I was worried about starting my new gym with the new trainer today. It’s a little like switching schools when you’re a kid, but crossed with a first date after a bad break-up where you want to leave your baggage at the door but can’t help it. I was afraid I’d feel like I was at a Curves (I’m not dissing any place where people are working to get in shape, but that’s just not what I need) and would be coddled by Travis, treated like an invalid.
I’m happy to report, as I type with quivery arms, that it’s all good. Yeah, I have stuff to learn, like how to breathe during a bench press not as a powerlifter but with every rep, and how to stretch between all my sets — this is all new to me. But there was no babying going on. He loaded plates on the barbell for a workout that would have been respectable even before I was hurt. I did a few free weights mixed in with machines. And because the machines are a mystery to me I have no way to judge myself and put pressure on myself about what I should be doing. And as much as I wanted to leave my baggage behind, when he asked if I wanted to do ab work I leaped at the chance, and had to explain my enthusiasm: since I wasn’t often allowed to do just vanity work before, I’m excited at the chance now to sculpt some things — like my abs — the way I want them. It’s kind of freeing in a way to not be so worried about how much weight I can lift at some certain date in the future, and that comes with some benefits.So I got to do some Rocky-style, holding a 12–lb ball over my face, twisting crunches. (Pretty sure I’ll feel that tomorrow.)

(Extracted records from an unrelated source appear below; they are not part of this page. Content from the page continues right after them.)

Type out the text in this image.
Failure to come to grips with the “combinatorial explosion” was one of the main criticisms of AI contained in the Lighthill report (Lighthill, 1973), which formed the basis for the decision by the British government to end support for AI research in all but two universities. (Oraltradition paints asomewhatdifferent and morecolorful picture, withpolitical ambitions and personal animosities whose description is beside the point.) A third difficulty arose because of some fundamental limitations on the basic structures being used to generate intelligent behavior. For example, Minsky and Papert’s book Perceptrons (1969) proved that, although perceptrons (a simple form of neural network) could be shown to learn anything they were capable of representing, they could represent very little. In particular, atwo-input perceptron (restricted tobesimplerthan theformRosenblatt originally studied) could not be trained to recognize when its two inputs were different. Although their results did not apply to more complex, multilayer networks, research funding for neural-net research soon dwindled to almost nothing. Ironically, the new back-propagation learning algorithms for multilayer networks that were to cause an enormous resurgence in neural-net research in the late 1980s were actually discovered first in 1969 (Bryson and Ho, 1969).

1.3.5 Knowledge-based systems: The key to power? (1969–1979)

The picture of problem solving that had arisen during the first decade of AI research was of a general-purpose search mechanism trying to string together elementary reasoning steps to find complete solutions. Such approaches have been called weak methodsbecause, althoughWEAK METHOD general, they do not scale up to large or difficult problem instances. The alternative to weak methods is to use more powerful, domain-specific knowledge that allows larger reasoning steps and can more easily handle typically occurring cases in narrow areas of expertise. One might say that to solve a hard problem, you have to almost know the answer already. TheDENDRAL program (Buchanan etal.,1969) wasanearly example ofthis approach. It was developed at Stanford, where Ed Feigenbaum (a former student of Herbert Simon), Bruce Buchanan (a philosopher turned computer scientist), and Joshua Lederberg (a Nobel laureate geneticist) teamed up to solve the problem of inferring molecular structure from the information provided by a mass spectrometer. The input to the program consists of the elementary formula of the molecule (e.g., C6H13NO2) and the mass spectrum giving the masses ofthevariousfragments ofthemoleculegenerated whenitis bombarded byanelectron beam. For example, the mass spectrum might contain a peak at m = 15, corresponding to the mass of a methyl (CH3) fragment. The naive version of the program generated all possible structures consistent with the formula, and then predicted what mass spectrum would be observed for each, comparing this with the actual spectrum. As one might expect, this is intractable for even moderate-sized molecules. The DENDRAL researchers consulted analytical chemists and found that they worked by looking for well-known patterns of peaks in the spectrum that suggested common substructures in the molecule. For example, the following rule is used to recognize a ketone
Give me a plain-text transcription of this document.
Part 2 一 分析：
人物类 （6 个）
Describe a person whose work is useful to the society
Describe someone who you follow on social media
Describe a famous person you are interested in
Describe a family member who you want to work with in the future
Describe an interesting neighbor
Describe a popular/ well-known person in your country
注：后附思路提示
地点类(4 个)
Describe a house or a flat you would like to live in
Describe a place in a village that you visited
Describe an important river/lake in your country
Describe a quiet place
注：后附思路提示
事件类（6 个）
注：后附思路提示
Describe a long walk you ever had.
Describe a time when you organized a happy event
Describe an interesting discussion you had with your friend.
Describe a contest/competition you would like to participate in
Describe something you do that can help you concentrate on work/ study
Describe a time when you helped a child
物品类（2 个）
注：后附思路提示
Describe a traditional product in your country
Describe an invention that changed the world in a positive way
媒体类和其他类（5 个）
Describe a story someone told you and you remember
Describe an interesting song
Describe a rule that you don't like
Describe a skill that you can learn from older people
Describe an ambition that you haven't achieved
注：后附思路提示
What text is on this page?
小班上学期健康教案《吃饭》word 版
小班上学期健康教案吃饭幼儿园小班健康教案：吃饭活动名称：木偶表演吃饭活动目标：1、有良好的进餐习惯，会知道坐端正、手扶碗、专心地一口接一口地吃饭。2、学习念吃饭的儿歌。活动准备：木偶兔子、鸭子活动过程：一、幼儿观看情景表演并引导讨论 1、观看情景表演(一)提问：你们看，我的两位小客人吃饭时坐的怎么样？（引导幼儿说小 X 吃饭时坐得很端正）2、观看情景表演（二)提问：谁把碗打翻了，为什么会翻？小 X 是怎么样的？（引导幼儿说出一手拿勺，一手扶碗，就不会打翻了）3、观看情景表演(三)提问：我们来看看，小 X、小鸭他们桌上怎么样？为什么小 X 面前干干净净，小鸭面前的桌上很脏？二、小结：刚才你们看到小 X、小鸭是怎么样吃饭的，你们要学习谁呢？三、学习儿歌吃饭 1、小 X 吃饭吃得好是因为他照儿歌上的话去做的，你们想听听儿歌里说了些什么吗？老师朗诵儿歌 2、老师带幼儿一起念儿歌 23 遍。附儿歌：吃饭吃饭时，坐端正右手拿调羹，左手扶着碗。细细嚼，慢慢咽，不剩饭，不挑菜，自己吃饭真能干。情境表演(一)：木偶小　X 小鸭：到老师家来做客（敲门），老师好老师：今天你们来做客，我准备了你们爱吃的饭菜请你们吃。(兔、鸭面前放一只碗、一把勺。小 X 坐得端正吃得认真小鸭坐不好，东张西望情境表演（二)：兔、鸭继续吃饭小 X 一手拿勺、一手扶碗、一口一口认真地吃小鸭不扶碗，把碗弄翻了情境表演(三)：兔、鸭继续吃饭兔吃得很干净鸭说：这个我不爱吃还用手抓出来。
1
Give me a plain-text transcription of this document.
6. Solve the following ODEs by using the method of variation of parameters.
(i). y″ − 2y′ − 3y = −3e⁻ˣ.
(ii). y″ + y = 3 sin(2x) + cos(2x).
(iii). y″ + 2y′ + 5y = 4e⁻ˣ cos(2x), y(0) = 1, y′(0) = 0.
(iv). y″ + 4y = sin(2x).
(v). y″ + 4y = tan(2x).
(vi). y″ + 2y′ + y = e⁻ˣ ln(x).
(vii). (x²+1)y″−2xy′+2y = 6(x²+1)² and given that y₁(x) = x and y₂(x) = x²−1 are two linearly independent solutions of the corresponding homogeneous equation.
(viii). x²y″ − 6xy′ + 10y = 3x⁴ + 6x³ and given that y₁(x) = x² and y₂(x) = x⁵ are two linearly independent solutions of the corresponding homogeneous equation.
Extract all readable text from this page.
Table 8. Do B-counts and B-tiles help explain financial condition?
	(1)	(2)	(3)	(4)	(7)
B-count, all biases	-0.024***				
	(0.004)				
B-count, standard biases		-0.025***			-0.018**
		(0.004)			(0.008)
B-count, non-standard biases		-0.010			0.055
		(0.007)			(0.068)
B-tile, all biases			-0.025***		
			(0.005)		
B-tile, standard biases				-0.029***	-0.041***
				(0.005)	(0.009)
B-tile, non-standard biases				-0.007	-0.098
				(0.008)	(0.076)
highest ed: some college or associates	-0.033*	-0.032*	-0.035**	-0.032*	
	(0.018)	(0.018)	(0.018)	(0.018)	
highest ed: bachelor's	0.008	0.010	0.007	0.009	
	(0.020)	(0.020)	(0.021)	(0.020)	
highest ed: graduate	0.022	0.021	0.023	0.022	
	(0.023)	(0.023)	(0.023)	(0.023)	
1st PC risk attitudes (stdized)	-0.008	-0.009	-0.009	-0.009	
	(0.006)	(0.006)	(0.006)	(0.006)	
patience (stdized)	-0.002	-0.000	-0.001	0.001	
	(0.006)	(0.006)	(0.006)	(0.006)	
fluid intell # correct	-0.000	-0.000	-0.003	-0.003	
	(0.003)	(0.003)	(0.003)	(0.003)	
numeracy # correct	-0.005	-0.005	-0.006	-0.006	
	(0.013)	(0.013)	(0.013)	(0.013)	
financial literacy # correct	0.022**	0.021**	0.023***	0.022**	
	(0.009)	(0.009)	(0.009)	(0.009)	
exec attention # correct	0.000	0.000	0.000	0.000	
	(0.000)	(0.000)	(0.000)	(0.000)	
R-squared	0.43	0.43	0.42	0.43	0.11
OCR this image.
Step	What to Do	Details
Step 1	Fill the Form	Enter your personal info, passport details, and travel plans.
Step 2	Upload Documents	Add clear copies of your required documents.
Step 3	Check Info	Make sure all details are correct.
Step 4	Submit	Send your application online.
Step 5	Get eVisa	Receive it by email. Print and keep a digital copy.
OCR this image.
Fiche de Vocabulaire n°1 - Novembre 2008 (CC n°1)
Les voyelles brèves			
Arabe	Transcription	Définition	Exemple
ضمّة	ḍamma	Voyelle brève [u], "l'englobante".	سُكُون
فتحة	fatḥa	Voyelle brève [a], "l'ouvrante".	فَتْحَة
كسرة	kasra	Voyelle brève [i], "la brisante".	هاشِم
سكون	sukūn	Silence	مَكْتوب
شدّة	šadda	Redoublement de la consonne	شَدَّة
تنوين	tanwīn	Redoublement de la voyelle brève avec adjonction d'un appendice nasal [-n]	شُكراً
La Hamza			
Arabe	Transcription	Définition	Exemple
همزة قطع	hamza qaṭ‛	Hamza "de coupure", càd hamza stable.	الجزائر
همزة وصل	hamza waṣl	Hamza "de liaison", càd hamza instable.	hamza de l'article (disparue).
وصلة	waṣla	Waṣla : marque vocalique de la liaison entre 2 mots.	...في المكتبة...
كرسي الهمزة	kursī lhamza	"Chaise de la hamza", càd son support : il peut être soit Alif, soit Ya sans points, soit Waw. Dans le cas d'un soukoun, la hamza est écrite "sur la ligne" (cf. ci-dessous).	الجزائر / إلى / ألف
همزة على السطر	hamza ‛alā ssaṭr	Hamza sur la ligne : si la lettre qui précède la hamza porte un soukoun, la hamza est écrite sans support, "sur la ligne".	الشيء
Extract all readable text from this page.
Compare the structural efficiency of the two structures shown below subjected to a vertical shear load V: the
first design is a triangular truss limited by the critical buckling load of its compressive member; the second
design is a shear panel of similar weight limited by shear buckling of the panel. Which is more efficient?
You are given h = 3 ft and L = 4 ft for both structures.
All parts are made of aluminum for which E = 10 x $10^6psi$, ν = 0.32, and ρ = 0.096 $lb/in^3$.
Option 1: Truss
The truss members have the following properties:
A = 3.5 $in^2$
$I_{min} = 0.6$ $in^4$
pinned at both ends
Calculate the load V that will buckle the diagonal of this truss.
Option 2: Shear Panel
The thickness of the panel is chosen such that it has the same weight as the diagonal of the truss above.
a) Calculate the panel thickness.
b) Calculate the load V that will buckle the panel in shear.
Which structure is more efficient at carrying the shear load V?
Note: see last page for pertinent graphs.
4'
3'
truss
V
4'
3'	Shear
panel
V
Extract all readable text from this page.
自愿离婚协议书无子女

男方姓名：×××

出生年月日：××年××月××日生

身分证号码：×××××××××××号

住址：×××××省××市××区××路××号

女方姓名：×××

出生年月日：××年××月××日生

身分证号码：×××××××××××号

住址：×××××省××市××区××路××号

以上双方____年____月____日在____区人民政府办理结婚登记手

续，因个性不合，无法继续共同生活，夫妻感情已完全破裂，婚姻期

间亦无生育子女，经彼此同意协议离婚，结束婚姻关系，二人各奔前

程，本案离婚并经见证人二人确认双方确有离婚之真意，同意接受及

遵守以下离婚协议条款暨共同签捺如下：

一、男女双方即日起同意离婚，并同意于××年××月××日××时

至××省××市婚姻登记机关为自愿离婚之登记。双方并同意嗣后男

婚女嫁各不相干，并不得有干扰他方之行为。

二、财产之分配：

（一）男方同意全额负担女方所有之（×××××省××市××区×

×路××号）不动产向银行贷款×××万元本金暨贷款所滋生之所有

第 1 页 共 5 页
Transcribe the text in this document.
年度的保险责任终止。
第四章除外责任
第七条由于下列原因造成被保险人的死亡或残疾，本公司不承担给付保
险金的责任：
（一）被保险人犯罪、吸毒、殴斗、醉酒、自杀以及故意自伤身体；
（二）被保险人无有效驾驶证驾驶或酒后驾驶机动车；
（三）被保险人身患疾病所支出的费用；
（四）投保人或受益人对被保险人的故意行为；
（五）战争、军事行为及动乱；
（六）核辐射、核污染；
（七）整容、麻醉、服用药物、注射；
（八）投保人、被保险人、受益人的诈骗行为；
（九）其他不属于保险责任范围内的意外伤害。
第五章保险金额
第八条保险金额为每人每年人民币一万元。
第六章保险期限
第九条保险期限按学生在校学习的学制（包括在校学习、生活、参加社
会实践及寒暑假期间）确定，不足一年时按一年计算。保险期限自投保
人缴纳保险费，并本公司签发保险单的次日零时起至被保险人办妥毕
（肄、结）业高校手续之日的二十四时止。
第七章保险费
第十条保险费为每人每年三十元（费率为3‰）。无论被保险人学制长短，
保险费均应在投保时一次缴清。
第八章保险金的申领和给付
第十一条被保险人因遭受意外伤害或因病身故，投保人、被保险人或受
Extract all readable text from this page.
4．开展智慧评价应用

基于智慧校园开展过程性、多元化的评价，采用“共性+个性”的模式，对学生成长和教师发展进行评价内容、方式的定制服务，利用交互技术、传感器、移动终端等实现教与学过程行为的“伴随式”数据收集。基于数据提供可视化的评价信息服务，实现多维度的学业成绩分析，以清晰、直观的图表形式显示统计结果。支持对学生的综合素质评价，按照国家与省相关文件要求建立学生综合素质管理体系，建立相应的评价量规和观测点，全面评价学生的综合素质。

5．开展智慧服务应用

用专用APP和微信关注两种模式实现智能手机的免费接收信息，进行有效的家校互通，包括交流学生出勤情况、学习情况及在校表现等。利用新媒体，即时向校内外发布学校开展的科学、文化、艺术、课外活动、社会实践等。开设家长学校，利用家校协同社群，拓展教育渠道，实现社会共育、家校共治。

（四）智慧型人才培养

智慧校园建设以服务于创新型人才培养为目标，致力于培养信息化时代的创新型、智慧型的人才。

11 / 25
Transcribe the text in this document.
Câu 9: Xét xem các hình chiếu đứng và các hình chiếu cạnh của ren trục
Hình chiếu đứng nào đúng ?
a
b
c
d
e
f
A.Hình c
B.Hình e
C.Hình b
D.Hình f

So, while being careful about my back — one particular exercise we called a quick halt to because it hurt — I still managed to get in an honest – to – goodness, trembly arms, elevated heart rate, workout. Granted the heart rate was due to being deconditioned over a month and half, but still. It felt SO good. Not only physically, but mentally, to push my muscles to fatigue seems to have flushed out the despondence and weariness I’ve carried the last few weeks. What’s left feels like a real person again. And I’m so happy to have realized that feeling like myself again means feeling like an athlete again.
(I’m not ready yet to bust out the hanging crunches in the barn like Rocky, but how much do I love watching them!)